Original Article from and credit to ISP Review: https://www.ispreview.co.uk/index.php/2020/08/snorkelling-engineer-reconnects-broken-subsea-fibre-in-scotland.html
It’s not often that you see a lone Openreach broadband engineer, stood atop a ladder and surrounded by water some 30 metres off the shore. But that’s exactly what John McConnell found himself doing after a tiny island in the middle of Loch Lomond (Scotland) was cut off, which needed an awkward cable to be fixed.
The 1 mile long Inchfad Island is currently home to just two premises and they’re connected via a subsea fibre cable that links back to the mainland about 700-800 metres away via the beach at Balmaha. Sadly, this service was recently disrupted after a group of campers, who were staying on that same beach, tugged up the cable and broke the connection.
Luckily one of Openreach’s local engineers, John McConnell, also happened to be a member of the Dumbarton sub-aqua club and came up with a way of using those additional skills to solve the problem. In short, this meant swimming out to where the damage had occurred (he had to find that in murky water) and then hauling the cable up over his ladder in order to repair it.

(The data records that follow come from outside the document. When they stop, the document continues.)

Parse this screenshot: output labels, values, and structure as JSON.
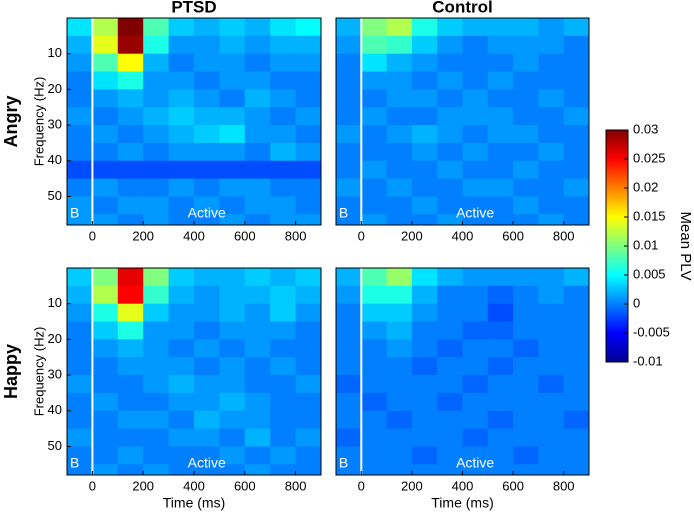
{
  "chart_data": [
    {
      "type": "heatmap",
      "title": "PTSD",
      "row_label": "Angry",
      "ylabel": "Frequency (Hz)",
      "annotations": [
        "B",
        "Active"
      ],
      "xlim": [
        -100,
        900
      ],
      "xticks": [
        0,
        200,
        400,
        600,
        800
      ],
      "ylim": [
        58,
        0
      ],
      "yticks": [
        10,
        20,
        30,
        40,
        50
      ],
      "x": [
        -50,
        50,
        150,
        250,
        350,
        450,
        550,
        650,
        750,
        850
      ],
      "y": [
        2.5,
        7.5,
        12.5,
        17.5,
        22.5,
        27.5,
        32.5,
        37.5,
        42.5,
        47.5,
        52.5,
        57.5
      ],
      "z": [
        [
          0.004,
          0.012,
          0.03,
          0.008,
          0.003,
          0.002,
          0.003,
          0.002,
          0.004,
          0.005
        ],
        [
          0.002,
          0.014,
          0.029,
          0.006,
          0.001,
          0.001,
          0.002,
          0.001,
          0.002,
          0.002
        ],
        [
          0.001,
          0.008,
          0.015,
          0.002,
          0,
          0.001,
          0.001,
          0,
          0.001,
          0.001
        ],
        [
          0,
          0.004,
          0.006,
          0.001,
          0.001,
          0,
          0.001,
          0.001,
          0,
          0
        ],
        [
          0,
          0.001,
          0.002,
          0.001,
          0.002,
          0.001,
          0,
          0.002,
          0.001,
          0
        ],
        [
          0.001,
          0,
          0.001,
          0.002,
          0.003,
          0.002,
          0.002,
          0.001,
          0,
          0.001
        ],
        [
          0,
          0.001,
          0,
          0.001,
          0.002,
          0.003,
          0.004,
          0.001,
          0.001,
          0
        ],
        [
          0,
          0,
          0.001,
          0,
          0.001,
          0.001,
          0.001,
          0,
          0.002,
          0.001
        ],
        [
          -0.002,
          -0.002,
          -0.002,
          -0.002,
          -0.002,
          -0.002,
          -0.002,
          -0.002,
          -0.002,
          -0.002
        ],
        [
          0,
          0.001,
          0,
          0,
          0.001,
          0,
          0.001,
          0.001,
          0,
          0
        ],
        [
          0.001,
          0,
          0.001,
          0.001,
          0,
          0.001,
          0,
          0.001,
          0.001,
          0
        ],
        [
          0.001,
          0.001,
          0,
          0.001,
          0,
          0,
          0.001,
          0,
          0.001,
          0.001
        ]
      ]
    },
    {
      "type": "heatmap",
      "title": "Control",
      "annotations": [
        "B",
        "Active"
      ],
      "xlim": [
        -100,
        900
      ],
      "xticks": [
        0,
        200,
        400,
        600,
        800
      ],
      "ylim": [
        58,
        0
      ],
      "x": [
        -50,
        50,
        150,
        250,
        350,
        450,
        550,
        650,
        750,
        850
      ],
      "y": [
        2.5,
        7.5,
        12.5,
        17.5,
        22.5,
        27.5,
        32.5,
        37.5,
        42.5,
        47.5,
        52.5,
        57.5
      ],
      "z": [
        [
          0.002,
          0.01,
          0.012,
          0.006,
          0.003,
          0.002,
          0.002,
          0.002,
          0.001,
          0.002
        ],
        [
          0.001,
          0.008,
          0.007,
          0.003,
          0.001,
          0,
          0.001,
          0.001,
          0.001,
          0
        ],
        [
          0,
          0.004,
          0.002,
          0.001,
          0,
          0,
          0,
          0.001,
          0,
          0
        ],
        [
          0,
          0.001,
          0.001,
          0,
          0.001,
          0,
          0.001,
          0,
          0,
          0
        ],
        [
          0,
          0,
          0.001,
          0.001,
          0,
          0.001,
          0,
          0,
          0.001,
          0
        ],
        [
          0,
          0.001,
          0,
          0,
          0.001,
          0.001,
          0.001,
          0,
          0,
          0.001
        ],
        [
          0.001,
          0,
          0.001,
          0.002,
          0.001,
          0,
          0.001,
          0.001,
          0,
          0
        ],
        [
          0,
          0,
          0,
          0.001,
          0,
          0.001,
          0,
          0,
          0.001,
          0
        ],
        [
          0,
          0.001,
          0,
          0,
          0.001,
          0,
          0,
          0.001,
          0,
          0
        ],
        [
          0.001,
          0,
          0.001,
          0,
          0,
          0.001,
          0.001,
          0,
          0,
          0.001
        ],
        [
          0,
          0,
          0,
          0.001,
          0,
          0,
          0,
          0.001,
          0,
          0
        ],
        [
          0,
          0.001,
          0,
          0,
          0.001,
          0,
          0,
          0,
          0.001,
          0
        ]
      ]
    },
    {
      "type": "heatmap",
      "row_label": "Happy",
      "ylabel": "Frequency (Hz)",
      "xlabel": "Time (ms)",
      "annotations": [
        "B",
        "Active"
      ],
      "xlim": [
        -100,
        900
      ],
      "xticks": [
        0,
        200,
        400,
        600,
        800
      ],
      "ylim": [
        58,
        0
      ],
      "yticks": [
        10,
        20,
        30,
        40,
        50
      ],
      "x": [
        -50,
        50,
        150,
        250,
        350,
        450,
        550,
        650,
        750,
        850
      ],
      "y": [
        2.5,
        7.5,
        12.5,
        17.5,
        22.5,
        27.5,
        32.5,
        37.5,
        42.5,
        47.5,
        52.5,
        57.5
      ],
      "z": [
        [
          0.003,
          0.01,
          0.026,
          0.01,
          0.003,
          0.002,
          0.002,
          0.003,
          0.002,
          0.003
        ],
        [
          0.002,
          0.012,
          0.025,
          0.007,
          0.002,
          0.001,
          0.002,
          0.002,
          0.003,
          0.002
        ],
        [
          0.001,
          0.006,
          0.014,
          0.003,
          0.001,
          0.001,
          0.002,
          0.001,
          0.003,
          0.001
        ],
        [
          0,
          0.003,
          0.006,
          0.001,
          0.001,
          0,
          0.001,
          0.001,
          0.001,
          0
        ],
        [
          0,
          0.001,
          0.002,
          0.001,
          0,
          0.001,
          0,
          0.001,
          0,
          0
        ],
        [
          0,
          0,
          0.001,
          0.001,
          0.001,
          0,
          0.001,
          0,
          0.001,
          0
        ],
        [
          0.001,
          0,
          0,
          0.001,
          0.002,
          0.001,
          0.001,
          0,
          0,
          0.001
        ],
        [
          0,
          0.001,
          0,
          0,
          0.001,
          0.001,
          0.002,
          0.001,
          0,
          0
        ],
        [
          0,
          0,
          0.001,
          0.001,
          0,
          0.002,
          0.001,
          0.001,
          0,
          0
        ],
        [
          0.001,
          0,
          0,
          0,
          0.001,
          0.001,
          0,
          0.002,
          0,
          0.001
        ],
        [
          0,
          0,
          0.001,
          0,
          0,
          0,
          0.001,
          0,
          0.001,
          0
        ],
        [
          0,
          0.001,
          0,
          0.001,
          0,
          0,
          0,
          0.001,
          0,
          0
        ]
      ]
    },
    {
      "type": "heatmap",
      "xlabel": "Time (ms)",
      "annotations": [
        "B",
        "Active"
      ],
      "xlim": [
        -100,
        900
      ],
      "xticks": [
        0,
        200,
        400,
        600,
        800
      ],
      "ylim": [
        58,
        0
      ],
      "x": [
        -50,
        50,
        150,
        250,
        350,
        450,
        550,
        650,
        750,
        850
      ],
      "y": [
        2.5,
        7.5,
        12.5,
        17.5,
        22.5,
        27.5,
        32.5,
        37.5,
        42.5,
        47.5,
        52.5,
        57.5
      ],
      "z": [
        [
          0.002,
          0.008,
          0.011,
          0.004,
          0.002,
          0.001,
          0.001,
          0.001,
          0.001,
          0.002
        ],
        [
          0.001,
          0.006,
          0.006,
          0.002,
          0,
          0,
          -0.001,
          0,
          0.001,
          0
        ],
        [
          0,
          0.003,
          0.003,
          0.001,
          0,
          0,
          -0.002,
          0,
          0,
          0
        ],
        [
          0,
          0.001,
          0.002,
          0,
          0,
          -0.001,
          -0.001,
          0,
          0,
          0
        ],
        [
          0,
          0,
          0.001,
          0,
          -0.001,
          0,
          0,
          -0.001,
          0,
          0
        ],
        [
          0,
          0,
          0,
          -0.001,
          0,
          0,
          -0.001,
          0,
          0,
          0
        ],
        [
          -0.001,
          0,
          0,
          0,
          0,
          -0.001,
          0,
          0,
          -0.001,
          0
        ],
        [
          0,
          -0.001,
          0,
          0,
          -0.001,
          0,
          0,
          0,
          0,
          0
        ],
        [
          0,
          0,
          -0.001,
          0,
          0,
          0,
          -0.001,
          0,
          0,
          -0.001
        ],
        [
          -0.001,
          0,
          0,
          0,
          0,
          -0.001,
          0,
          0,
          0,
          0
        ],
        [
          0,
          0,
          0,
          -0.001,
          0,
          0,
          0,
          -0.001,
          0,
          0
        ],
        [
          0,
          0,
          0,
          0,
          0,
          0,
          0,
          0,
          0,
          0
        ]
      ]
    }
  ],
  "colorbar": {
    "label": "Mean PLV",
    "colormap": "jet",
    "zlim": [
      -0.01,
      0.03
    ],
    "zticks": [
      0.03,
      0.025,
      0.02,
      0.015,
      0.01,
      0.005,
      0,
      -0.005,
      -0.01
    ]
  }
}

“Donning his dry suit, snorkel and flins under the watchful eye of his engineering buddy Gary Lamb, John carried out a full risk assessment and underwater survey. Then, to the amazement of local fishermen, he anchored his ladder to use as a table to repair the damage above water, as his red toolbox floated alongside,” said a suitably proud Openreach spokesperson.

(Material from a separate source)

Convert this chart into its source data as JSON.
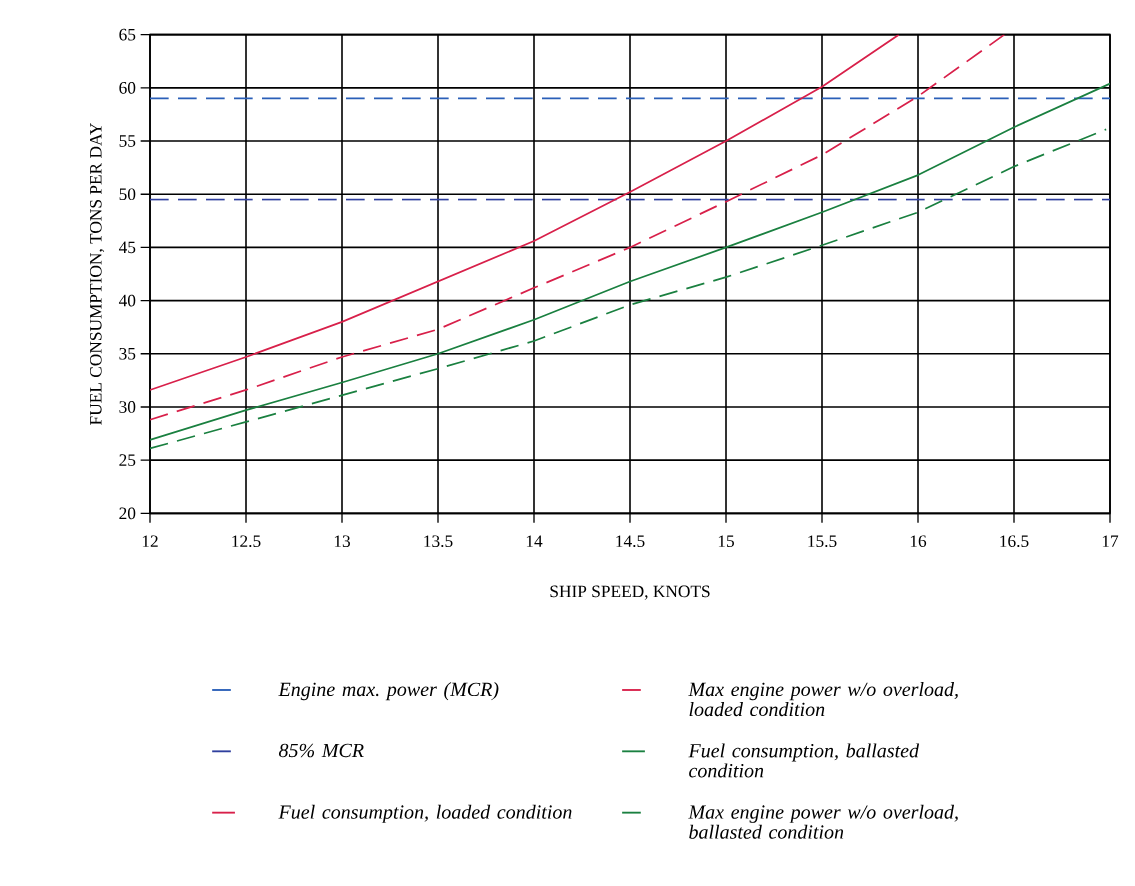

John, 62, from Dumbarton, said:
“I’ve been with Openreach for 40 years and a diver for 10 – and this was my most unusual assignment yet. The households on the island are very isolated and finding where the damage lay was vital to get their services restored quickly. At one point two fishermen pulled alongside in their boat to see what was going on. They were amazed to see an engineer standing on a ladder 30 metres from the shore. Visibility wasn’t great under the water, but I’d seen enough to know they weren’t going to catch any fish there!”
The armoured subsea cable has now been secured with underwater concrete blocks, which should help to reduce the chances of such damage happening again in the future.